Simulation and experimental results for the average molecular weight ($\overline{M_{\mathrm{n}}}$) at various temperatures show that, at low temperatures, the $\overline{M_{\mathrm{n}}}$ value reported through Ludovic^® is higher than that for the experiment. This is related to the higher residence time (RT) reported through Ludovic^® than the experiment (Figure 8). If RT is high, it means the material mixture remains for a long time in the mix chambers which facilitates the proper polymerization process and produces the high output. Proper mixing of material in the extruder chamber is one of the key features for optimum polymerization. As temperature increases, due to the effect of side reactions, $\overline{M_{\mathrm{n}}}$ goes down. At the same time, exact calculation and proper control of $\overline{M_{\mathrm{n}}}$ at high temperatures in the extrusion experimental set-up is not easy.
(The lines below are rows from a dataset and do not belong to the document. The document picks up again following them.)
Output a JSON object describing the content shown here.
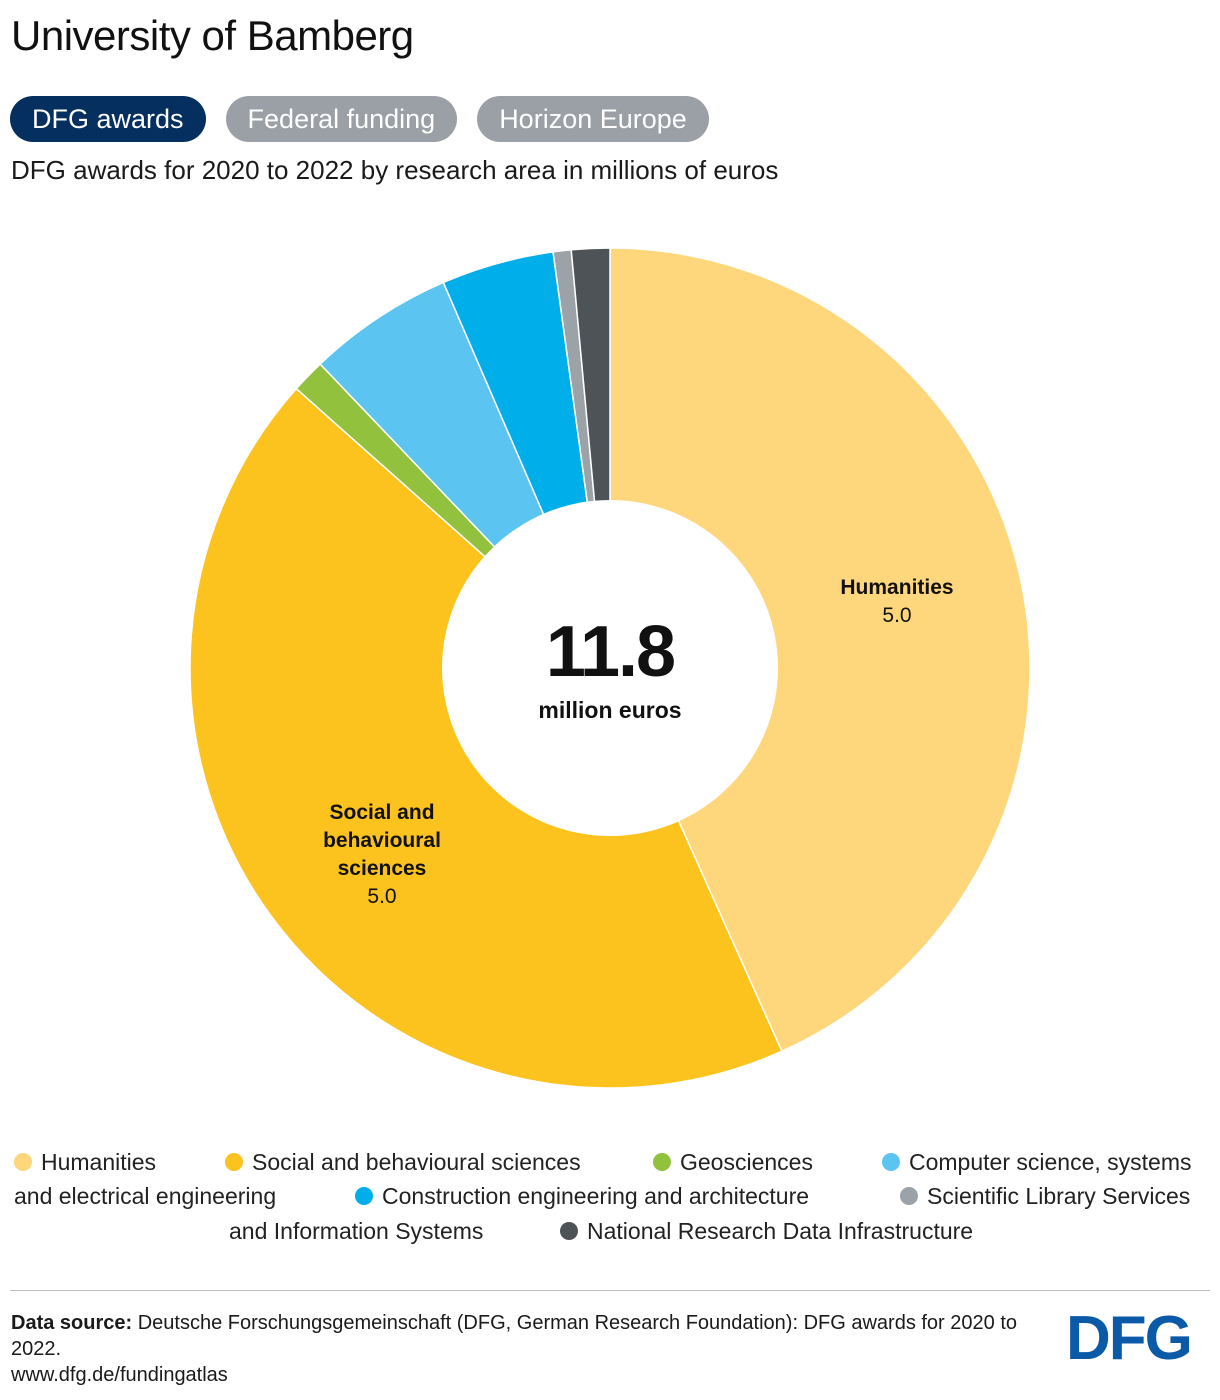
{
  "page": {
    "title": "University of Bamberg",
    "tabs": [
      {
        "label": "DFG awards",
        "active": true
      },
      {
        "label": "Federal funding",
        "active": false
      },
      {
        "label": "Horizon Europe",
        "active": false
      }
    ],
    "subtitle": "DFG awards for 2020 to 2022 by research area in millions of euros",
    "center": {
      "value": "11.8",
      "unit": "million euros"
    },
    "source": {
      "label": "Data source:",
      "text": "Deutsche Forschungsgemeinschaft (DFG, German Research Foundation): DFG awards for 2020 to 2022.",
      "url": "www.dfg.de/fundingatlas"
    },
    "logo": "DFG",
    "logo_color": "#0a5aa8"
  },
  "chart_data": {
    "type": "pie",
    "donut": true,
    "total": 11.8,
    "unit": "million euros",
    "series": [
      {
        "name": "Humanities",
        "value": 5.0,
        "label": "5.0",
        "color": "#fed77c"
      },
      {
        "name": "Social and behavioural sciences",
        "value": 5.0,
        "label": "5.0",
        "color": "#fcc31e"
      },
      {
        "name": "Geosciences",
        "value": 0.15,
        "color": "#92c13e"
      },
      {
        "name": "Computer science, systems and electrical engineering",
        "value": 0.65,
        "color": "#5bc4f1"
      },
      {
        "name": "Construction engineering and architecture",
        "value": 0.5,
        "color": "#00aeea"
      },
      {
        "name": "Scientific Library Services and Information Systems",
        "value": 0.08,
        "color": "#9ba3a8"
      },
      {
        "name": "National Research Data Infrastructure",
        "value": 0.17,
        "color": "#4d5357"
      }
    ],
    "legend_position": "bottom"
  }
}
Applying the hypothesis suggested in the previous section (that only part of the barrel acts as an extruder due to mixing conditions), simulations with Ludovic^® were repeated. In this case, the values of $\overline{M_{\mathrm{n}}}$ are as expected by Ludovic^®. The results are shown in

Table 5. Comparison between simulation results (“Ludovic^®”) and experimental results (“Expt”).
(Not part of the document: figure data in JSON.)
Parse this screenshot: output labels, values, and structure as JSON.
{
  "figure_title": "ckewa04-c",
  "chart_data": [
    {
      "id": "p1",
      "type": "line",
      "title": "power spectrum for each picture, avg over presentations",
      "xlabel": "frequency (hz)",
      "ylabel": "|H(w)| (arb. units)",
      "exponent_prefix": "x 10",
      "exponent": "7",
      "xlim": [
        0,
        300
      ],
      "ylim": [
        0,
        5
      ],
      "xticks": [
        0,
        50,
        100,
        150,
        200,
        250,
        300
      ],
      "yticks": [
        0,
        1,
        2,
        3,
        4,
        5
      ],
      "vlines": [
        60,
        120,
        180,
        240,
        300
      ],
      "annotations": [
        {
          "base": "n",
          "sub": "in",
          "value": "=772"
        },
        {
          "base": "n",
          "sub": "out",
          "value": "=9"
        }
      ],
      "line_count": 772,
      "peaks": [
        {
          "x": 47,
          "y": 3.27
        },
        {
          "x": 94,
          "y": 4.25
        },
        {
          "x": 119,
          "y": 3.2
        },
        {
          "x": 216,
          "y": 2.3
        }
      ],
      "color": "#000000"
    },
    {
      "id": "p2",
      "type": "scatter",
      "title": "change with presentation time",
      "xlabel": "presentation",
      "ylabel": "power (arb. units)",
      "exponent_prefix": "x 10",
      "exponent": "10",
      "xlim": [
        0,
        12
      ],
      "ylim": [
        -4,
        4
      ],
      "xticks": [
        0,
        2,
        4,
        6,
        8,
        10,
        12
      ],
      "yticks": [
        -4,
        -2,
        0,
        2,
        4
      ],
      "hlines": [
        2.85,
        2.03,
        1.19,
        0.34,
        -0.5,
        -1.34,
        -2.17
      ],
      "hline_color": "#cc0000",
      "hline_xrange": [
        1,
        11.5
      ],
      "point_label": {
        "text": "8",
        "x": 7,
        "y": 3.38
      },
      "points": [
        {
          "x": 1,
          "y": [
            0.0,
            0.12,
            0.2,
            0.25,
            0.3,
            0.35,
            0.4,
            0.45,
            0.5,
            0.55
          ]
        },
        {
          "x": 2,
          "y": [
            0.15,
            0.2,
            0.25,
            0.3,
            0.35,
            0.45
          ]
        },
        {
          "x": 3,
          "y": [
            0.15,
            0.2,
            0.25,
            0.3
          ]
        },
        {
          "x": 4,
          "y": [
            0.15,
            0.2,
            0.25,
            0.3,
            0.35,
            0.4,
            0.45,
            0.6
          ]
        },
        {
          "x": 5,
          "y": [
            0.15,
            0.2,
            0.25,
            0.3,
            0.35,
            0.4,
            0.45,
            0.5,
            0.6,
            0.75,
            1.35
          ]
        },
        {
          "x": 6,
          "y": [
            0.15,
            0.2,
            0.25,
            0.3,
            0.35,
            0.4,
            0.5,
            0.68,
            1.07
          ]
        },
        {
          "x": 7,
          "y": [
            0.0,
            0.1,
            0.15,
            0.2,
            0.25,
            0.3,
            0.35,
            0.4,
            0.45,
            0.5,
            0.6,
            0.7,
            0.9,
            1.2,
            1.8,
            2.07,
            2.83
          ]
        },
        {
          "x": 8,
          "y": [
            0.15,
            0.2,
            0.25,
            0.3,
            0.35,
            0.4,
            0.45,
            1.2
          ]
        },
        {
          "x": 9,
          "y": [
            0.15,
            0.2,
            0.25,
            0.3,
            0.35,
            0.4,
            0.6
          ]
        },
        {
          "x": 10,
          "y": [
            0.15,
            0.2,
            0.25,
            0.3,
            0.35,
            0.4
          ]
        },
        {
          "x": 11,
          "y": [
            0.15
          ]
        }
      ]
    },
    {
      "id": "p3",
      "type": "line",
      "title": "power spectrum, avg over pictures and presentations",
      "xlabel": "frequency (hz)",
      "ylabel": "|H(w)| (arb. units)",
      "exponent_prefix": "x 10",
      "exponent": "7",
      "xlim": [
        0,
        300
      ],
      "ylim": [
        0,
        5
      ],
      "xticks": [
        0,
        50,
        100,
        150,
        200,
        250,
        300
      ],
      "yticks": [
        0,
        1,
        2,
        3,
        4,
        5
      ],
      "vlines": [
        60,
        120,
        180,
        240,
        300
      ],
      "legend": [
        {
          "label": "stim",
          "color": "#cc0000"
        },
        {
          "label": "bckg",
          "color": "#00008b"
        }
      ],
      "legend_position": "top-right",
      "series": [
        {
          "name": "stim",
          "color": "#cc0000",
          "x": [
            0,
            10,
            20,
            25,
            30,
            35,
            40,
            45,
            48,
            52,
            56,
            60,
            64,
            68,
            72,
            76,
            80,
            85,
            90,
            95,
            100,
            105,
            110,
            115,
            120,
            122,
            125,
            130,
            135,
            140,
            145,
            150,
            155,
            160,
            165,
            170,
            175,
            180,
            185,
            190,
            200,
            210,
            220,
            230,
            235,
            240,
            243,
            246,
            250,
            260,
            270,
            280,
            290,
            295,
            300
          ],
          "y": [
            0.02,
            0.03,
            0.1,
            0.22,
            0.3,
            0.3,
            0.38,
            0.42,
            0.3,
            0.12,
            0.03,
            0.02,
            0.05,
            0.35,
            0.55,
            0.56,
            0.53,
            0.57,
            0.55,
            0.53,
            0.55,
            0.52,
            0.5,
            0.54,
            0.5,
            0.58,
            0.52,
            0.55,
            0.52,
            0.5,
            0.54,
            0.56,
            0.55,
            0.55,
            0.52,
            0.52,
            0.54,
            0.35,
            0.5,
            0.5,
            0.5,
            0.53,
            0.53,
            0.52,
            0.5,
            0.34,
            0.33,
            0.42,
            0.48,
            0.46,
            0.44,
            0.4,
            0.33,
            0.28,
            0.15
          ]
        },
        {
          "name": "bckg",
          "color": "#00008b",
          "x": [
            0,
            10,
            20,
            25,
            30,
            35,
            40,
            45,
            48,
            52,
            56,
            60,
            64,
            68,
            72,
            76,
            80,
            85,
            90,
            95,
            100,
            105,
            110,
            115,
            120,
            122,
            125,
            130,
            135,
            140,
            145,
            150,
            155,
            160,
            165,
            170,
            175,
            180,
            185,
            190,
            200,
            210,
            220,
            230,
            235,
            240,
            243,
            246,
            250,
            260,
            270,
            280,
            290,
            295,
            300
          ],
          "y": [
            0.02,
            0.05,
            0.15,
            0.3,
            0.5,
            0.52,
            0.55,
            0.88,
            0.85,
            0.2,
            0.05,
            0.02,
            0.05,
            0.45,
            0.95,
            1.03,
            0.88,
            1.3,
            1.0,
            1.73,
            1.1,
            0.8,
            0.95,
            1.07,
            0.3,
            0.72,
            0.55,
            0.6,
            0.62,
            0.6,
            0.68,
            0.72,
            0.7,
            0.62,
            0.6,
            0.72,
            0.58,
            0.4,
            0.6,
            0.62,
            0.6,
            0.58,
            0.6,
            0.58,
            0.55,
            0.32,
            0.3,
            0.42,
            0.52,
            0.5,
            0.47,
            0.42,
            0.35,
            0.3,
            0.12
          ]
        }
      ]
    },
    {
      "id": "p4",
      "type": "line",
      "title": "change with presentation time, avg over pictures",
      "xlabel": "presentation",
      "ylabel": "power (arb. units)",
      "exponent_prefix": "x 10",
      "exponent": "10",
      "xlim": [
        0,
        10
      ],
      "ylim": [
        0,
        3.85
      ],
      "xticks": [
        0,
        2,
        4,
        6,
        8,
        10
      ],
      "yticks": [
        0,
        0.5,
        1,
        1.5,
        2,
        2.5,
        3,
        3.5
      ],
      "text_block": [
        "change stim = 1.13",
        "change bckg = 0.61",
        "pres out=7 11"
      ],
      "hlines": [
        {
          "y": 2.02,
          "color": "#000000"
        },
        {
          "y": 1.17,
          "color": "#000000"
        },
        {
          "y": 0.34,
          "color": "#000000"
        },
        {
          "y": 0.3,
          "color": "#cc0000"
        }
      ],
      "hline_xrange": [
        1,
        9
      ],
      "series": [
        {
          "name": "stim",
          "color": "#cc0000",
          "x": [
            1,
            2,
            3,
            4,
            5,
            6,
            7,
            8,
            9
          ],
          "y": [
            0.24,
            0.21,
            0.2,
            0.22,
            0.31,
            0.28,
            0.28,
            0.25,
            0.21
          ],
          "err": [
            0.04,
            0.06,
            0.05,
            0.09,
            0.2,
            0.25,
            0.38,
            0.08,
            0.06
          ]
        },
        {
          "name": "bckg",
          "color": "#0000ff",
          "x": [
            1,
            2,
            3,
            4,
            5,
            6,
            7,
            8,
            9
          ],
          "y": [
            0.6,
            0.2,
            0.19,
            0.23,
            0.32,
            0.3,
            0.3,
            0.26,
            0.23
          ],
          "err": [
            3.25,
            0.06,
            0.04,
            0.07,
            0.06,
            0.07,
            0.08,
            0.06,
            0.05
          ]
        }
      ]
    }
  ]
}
S.No	Temp (°C)	$\overline{{\mathit{M}}_n}$ (Expt.)g/mol	$\overline{{\mathit{M}}_n}$ (Ludovic®)g/mol
1	190	7,700	10,000
2	200	14,500	16,000
3	205	31,000	25,000

.

5. Conclusions

In this work, reactive extrusion experiments with ultrasound as an AE source were investigated at ICT (Germany). Reactive extrusion was carried out with and without the application of ultrasound at different temperatures, and it was found that the use of ultrasound increases the average number molecular weight ($M_{\mathrm{n}})$ of the product in all cases, with an increase of 46%, 96% and 119.7% for 190, 200 and 205 °C, respectively. This demonstrates that the application of an AE source aids the polymerization of lactide and can be used to design a lower energy consuming (and more eco-friendly) process. Also, a simulation model that allows the optimization of reactive extrusion was developed by implementing the mathematical model for ROP of lactide in Ludovic^® software. This step is critical from an industrial perspective as it will help in the up-scaling of production of PLA and future commercialization. Ludovic^® software provides a great deal of information regarding mixing of material and the residence time distribution of the mixture in the extruder chambers. Up to this point in time, according to the literature, it has not been possible to account for reactions inside the extruder barrel. In this work, isothermal curves of conversion (X) and number average molecular weight ($\overline{M_{\mathrm{n}}}$) variation with time (t) were implemented in Ludovic^® software. The isothermal curves were obtained by applying the mathematical model developed and validated in a previous work by Dubey et al. [29].

Upgraded Ludovic^® software was then used to simulate the reactive extrusion of PLA assisted by the AE source. This was performed by SCC, and the filling ratio profile and residence time of mixture material within the extruder were calculated. Initially, significant differences were observed between experimental and simulated results. The predicted values were three times higher than the experimental results in some cases. This led to the assumption that extrusion occurs in the latter part of the barrel, and not from the beginning. However, further studies are required to confirm this theory, such as assessing the actual values of viscosity inside the barrel with the resulting incorporation of this effect into the calculations.

Further investigations will involve the development of an organometallic catalyst to replace Sn(Oct)₂ and the adaptation of the mathematical model to the new catalyst system. In addition, consideration of other AE sources such as microwave and LASER will be investigated. Data obtained through Ludovic^® will help to set-up and upscale PLA production facilities.